There are two idioms in this example; the first collects all the query cookies and then iterates through the replies; the second gets the query cookie and immediately requests the reply. While the second idiom is "slower" by an order of magnitude, on my laptop with a shared-memory connection the difference is 3000 nanoseconds vs 300 nanoseconds-- not enough for most people to notice.

Notice that I do not free the return from the xcb_randr_get_screen_resources_outputs call; that is simply interpreting the contents of the screen_resources object. As before, the screen_resources object itself will have to be freed eventually.

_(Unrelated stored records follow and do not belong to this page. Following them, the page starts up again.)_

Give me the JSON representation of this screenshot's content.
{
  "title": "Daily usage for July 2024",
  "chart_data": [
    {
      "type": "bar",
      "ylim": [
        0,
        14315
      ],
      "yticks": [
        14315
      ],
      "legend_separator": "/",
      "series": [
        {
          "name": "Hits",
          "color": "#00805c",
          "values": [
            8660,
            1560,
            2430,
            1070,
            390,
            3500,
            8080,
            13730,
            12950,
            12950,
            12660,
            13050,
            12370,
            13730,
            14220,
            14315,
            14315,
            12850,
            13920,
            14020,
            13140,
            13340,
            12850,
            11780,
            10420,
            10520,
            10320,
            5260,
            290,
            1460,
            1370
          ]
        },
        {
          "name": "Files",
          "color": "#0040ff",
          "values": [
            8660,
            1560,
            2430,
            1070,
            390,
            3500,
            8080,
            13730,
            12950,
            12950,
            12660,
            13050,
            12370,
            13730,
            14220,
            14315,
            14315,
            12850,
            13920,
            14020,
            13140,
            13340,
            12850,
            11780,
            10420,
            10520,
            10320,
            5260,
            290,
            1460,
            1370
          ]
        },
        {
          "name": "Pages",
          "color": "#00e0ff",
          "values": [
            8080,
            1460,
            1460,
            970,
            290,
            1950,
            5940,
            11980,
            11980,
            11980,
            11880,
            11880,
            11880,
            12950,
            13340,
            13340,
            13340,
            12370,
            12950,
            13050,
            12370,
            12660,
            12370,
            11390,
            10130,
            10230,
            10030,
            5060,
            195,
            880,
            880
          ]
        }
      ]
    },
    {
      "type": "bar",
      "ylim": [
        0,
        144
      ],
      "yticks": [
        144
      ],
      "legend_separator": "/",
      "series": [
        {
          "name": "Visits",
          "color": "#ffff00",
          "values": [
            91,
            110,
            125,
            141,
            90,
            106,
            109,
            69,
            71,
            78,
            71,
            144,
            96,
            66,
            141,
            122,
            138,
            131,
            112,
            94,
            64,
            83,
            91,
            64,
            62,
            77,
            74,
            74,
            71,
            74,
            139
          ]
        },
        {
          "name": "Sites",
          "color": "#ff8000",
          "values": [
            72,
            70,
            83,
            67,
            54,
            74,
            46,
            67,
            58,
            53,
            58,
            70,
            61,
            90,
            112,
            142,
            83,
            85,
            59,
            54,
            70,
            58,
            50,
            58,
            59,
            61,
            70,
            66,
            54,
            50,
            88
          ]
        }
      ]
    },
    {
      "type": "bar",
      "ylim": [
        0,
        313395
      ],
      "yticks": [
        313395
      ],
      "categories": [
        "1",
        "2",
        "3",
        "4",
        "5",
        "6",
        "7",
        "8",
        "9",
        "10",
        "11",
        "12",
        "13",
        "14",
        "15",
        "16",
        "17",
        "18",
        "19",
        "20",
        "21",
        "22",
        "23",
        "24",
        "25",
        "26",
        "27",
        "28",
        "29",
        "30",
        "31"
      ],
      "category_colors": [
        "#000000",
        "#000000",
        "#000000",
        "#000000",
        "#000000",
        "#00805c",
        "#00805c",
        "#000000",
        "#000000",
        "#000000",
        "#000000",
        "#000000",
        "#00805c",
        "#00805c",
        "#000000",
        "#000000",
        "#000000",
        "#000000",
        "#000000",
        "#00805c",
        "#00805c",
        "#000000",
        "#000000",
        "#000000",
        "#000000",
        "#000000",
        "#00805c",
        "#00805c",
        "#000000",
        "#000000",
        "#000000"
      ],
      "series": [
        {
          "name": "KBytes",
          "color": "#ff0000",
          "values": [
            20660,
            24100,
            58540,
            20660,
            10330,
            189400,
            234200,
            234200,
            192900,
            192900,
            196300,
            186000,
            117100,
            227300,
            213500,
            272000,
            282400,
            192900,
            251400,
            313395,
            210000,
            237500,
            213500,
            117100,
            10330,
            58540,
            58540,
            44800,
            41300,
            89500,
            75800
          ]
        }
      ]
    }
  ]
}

std::vector<xcb_randr_get_output_info_cookie_t> output_get_cookies;
std::vector<xcb_randr_get_output_info_cookie_t> output_crtc_ids;

xcb_generic_error_t* error = nullptr;

int len = xcb_randr_get_screen_resources_outputs_length(screen_resources);
xcb_randr_output_t* randr_outputs = 
    xcb_randr_get_screen_resources_outputs(screen_resources);

for (int i = 0; i < len; ++i) {
    output_get_cookies.push_back(
	    xcb_randr_get_output_info(connection, randr_outputs[i], timestamp));
}

for (const auto& cookie : cookies) {
    xcb_randr_get_output_info_reply_t* reply =
        xcb_randr_get_output_info_reply(connection, cookie, &error);
	if (error) {
	   free(error);
	   continue;
    }
	
    xcb_randr_get_crtc_info_reply_t* crtc = xcb_randr_get_crtc_info_reply(
        connection, 
		xcb_randr_get_crtc_info(connection, output->crtc, timestamp), NULL);
	
	// It's possible that there is no CRTC associated with the
	    token. This isn't an error.

	if (!crtc) {
	    continue;
	}

    std::cout << "(x: " << crtc->x << ", y: " << crtc->y << ") (width: " << crtc->width
              << ", height: " << crtc->height << ") status:" << unsigned(crtc->status)
              << " rotation: " << rotation_map(crtc->rotation) << std::endl;

    free(crtc);
	free(reply);
}

... this is as far as I've gotten. And it's all starting to make sense, but wow, what a journey just to get this far.